Cependant, comme l’affirme Burgis dans son livre, cette forme de désir est éphémère car les protagonistes sont engagés dans un jeu de comparaison constant, parfois prêts à dévier du chemin choisi pour eux – juste un instant – avant de corriger le cap. A la lecture du roman, il n’était pas difficile de voir se dessiner une forme de pulsion de mort freudienne ; les quatre personnages ont répété les mêmes actions dans l’espoir de trouver une plus grande signification. Mais lorsque vos désirs sont basés sur ceux qui vous entourent et ne sont pas de nature vertueuse, le cycle continue jusqu’à ce que vous atteigniez une fin amère.

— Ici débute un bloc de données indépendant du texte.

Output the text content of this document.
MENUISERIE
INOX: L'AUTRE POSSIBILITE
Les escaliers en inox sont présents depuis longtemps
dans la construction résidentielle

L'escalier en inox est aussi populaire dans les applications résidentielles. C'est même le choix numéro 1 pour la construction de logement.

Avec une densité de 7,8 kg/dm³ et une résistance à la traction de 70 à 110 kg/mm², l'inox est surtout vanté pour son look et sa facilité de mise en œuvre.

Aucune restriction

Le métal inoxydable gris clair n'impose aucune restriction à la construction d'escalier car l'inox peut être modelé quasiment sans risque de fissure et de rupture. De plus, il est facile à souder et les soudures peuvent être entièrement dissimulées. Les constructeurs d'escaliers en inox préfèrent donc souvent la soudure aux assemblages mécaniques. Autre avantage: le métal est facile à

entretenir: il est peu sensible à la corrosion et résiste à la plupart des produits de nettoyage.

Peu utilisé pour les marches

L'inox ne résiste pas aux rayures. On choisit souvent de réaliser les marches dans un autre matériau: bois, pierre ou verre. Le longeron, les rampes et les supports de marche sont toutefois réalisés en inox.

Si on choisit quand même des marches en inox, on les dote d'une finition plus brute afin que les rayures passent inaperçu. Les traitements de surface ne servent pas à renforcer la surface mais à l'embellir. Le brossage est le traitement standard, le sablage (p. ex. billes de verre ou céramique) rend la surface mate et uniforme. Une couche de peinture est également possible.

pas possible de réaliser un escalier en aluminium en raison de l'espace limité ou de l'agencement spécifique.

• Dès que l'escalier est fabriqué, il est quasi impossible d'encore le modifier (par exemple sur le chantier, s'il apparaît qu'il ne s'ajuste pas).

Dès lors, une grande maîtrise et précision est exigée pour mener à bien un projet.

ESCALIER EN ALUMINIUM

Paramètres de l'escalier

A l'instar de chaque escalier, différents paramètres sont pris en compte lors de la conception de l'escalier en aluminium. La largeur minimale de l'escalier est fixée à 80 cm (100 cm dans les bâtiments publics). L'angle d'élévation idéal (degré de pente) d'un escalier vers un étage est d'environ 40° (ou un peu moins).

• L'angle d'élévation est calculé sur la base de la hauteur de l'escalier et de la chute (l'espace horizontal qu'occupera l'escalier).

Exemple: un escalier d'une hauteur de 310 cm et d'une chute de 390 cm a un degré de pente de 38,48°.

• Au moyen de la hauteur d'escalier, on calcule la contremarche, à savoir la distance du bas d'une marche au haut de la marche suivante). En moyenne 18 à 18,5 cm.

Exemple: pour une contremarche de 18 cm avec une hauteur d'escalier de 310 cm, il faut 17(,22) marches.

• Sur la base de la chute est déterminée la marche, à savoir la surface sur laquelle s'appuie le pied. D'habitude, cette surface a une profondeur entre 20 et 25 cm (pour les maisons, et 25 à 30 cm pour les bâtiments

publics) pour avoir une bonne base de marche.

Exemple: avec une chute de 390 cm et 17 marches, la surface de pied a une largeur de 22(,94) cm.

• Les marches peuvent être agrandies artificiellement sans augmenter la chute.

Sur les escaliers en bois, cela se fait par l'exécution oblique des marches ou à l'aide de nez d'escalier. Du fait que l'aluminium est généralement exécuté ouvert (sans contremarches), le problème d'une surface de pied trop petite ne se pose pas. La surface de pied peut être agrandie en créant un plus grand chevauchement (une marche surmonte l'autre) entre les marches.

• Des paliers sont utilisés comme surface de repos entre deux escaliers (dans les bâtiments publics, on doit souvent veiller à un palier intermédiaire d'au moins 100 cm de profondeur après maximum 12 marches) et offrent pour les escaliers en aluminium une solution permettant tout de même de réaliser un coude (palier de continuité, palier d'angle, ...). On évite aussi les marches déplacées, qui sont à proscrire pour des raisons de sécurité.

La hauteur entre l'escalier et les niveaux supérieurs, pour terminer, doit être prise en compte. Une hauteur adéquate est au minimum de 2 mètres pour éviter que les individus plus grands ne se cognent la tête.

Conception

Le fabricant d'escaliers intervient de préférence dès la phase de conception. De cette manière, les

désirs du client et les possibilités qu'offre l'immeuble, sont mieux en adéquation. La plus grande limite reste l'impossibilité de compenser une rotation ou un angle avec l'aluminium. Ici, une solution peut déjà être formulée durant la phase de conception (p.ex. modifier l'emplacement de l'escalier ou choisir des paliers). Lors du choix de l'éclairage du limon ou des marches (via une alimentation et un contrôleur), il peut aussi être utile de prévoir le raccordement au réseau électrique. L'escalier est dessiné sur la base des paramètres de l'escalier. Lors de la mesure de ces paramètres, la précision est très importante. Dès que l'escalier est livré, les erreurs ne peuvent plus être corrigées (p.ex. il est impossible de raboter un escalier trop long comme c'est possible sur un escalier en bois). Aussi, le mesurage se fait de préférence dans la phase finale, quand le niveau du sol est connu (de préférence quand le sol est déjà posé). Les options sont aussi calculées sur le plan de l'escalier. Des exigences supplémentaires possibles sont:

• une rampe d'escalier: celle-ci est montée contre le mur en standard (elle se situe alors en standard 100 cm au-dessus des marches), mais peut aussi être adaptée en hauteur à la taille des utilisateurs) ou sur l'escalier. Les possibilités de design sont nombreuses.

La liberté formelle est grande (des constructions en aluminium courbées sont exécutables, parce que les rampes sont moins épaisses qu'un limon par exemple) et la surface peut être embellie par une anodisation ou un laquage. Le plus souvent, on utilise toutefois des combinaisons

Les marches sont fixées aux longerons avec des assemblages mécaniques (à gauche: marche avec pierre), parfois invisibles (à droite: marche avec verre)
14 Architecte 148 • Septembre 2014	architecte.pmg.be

En surface, une histoire sur des affaires entre privilégiés peut sembler superficielle. C’est quoi tout ce tapage sur le narcissisme ? N’est-ce pas juste une façon de se montrer un peu “d’amour-propre” ? Le problème survient lorsque vous confondez Thanatos avec Eros et ne reconnaissez pas que ce cycle de narcissisme perpétuel et implacable peut être mortel. Il y a une raison pour laquelle ce roman se déroule en 2015 – c’est le même moment que Carravagio peint sur la couverture du livre. C’est Adam et Eve avant la chute, Narcisse avant sa mort, les Etats-Unis avant l’élection de Donald J. Trump.